Jak pisał Moskiewski Komsomolec, Schroeder miał zakomunikować Putinowi, że jeśli nie ruszy gazociąg Nord Stream 2, Niemcy będą w zimę marznąć. Putin z kolei miał przekazać Schroederowi informacje na temat aktualnej sytuacji związanej ze sprzedażą rosyjskiego gazu do Niemiec oraz perspektyw na przyszłość.

"W swoim wywiadzie dla niemieckich mediów, winą za problemy z dostawą gazu do Europy Schroeder obciążył koncern Siemens" - czytamy.

Według rosyjskiej państwowej agencji informacji Ria Nowosti, "Niemcy są zachwyceni słowami Schrodera o Putinie". W artykule na łamach Ria Nowosti Schroedera porównano z obecnym kanclerzem Olafem Scholzem, przy czym porównanie to oczywiście wypadło na niekorzyść tego drugiego.

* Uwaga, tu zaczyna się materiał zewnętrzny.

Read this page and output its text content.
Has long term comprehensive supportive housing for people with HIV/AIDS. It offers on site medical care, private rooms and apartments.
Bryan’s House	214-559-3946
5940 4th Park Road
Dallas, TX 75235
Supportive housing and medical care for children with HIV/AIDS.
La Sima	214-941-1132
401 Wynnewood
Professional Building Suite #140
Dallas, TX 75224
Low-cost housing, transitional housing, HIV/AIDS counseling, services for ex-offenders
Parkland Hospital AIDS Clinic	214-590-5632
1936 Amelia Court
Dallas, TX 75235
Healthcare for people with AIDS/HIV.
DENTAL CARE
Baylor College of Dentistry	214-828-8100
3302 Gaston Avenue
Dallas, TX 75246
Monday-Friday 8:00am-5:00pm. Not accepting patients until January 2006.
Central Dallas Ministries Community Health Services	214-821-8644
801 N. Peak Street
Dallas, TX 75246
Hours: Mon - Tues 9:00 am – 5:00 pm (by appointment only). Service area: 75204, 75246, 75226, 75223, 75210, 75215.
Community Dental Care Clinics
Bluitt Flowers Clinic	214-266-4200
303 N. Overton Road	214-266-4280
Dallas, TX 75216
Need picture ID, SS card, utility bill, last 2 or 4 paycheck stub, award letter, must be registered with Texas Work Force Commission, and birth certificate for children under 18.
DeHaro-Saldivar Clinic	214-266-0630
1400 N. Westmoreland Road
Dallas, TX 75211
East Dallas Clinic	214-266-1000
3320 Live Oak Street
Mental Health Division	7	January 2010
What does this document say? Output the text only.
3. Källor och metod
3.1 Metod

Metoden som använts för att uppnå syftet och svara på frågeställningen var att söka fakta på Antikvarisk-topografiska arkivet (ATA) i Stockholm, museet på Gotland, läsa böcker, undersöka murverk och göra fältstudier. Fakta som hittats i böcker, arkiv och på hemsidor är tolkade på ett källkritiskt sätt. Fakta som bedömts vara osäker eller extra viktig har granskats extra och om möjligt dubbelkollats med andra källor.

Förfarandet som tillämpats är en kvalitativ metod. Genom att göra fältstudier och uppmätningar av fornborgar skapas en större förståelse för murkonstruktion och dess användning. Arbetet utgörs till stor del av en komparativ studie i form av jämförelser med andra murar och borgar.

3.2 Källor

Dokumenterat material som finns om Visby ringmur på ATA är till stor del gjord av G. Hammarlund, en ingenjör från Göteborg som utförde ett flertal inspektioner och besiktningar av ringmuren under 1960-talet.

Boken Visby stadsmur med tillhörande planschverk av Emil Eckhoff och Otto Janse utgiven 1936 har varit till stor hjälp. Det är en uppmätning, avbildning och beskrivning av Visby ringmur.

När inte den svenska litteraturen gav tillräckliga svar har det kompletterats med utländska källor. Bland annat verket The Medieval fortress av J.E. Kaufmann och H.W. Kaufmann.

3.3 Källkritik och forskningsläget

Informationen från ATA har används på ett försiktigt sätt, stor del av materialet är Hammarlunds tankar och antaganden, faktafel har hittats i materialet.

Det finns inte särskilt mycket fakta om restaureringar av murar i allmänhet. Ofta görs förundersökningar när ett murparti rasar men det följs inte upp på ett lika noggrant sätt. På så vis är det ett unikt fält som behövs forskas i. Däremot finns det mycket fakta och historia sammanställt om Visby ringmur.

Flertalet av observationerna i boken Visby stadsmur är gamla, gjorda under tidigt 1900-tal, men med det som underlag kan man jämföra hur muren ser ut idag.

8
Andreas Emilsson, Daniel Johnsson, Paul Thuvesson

W artykule cytowano także anonimowych niemieckich czytelników, którzy mieli nalegać na uruchomienie Nord Stream 2.

Z kolei dziennik Izwiestia wskazał na długoletnią przyjaźń Schroedera z Putinem. "Były kanclerz odmawia przeprosin za swoją przyjaźń z Putinem" - czytamy. W artykule wskazano także, że Kreml jest gotów do dialogu z Europą, jednak "Niemcy i Francja nie robią w tej sprawie wystarczająco dużo".

Portal deita.ru pisze z kolei, że Schroeder udał się do Moskwy, aby ratować Niemcy przed "mroźnym koszmarem" oraz zostać mediatorem w konflikcie ukraińsko-rosyjskim. W artykule przeczytać można, że warunkiem porozumienia miałoby być zaprzestanie dostarczania Ukrainie broni przez Niemcy.

"(...) wypełniając wolę Stanów Zjednoczonych, Niemcy dostarczają siłom zbrojnym Ukrainy broń, która zabija rosyjskich żołnierzy. A w tym przypadku interesy gospodarcze nie mogą być traktowane bardziej priorytetowo niż ochrona życia" - czytamy.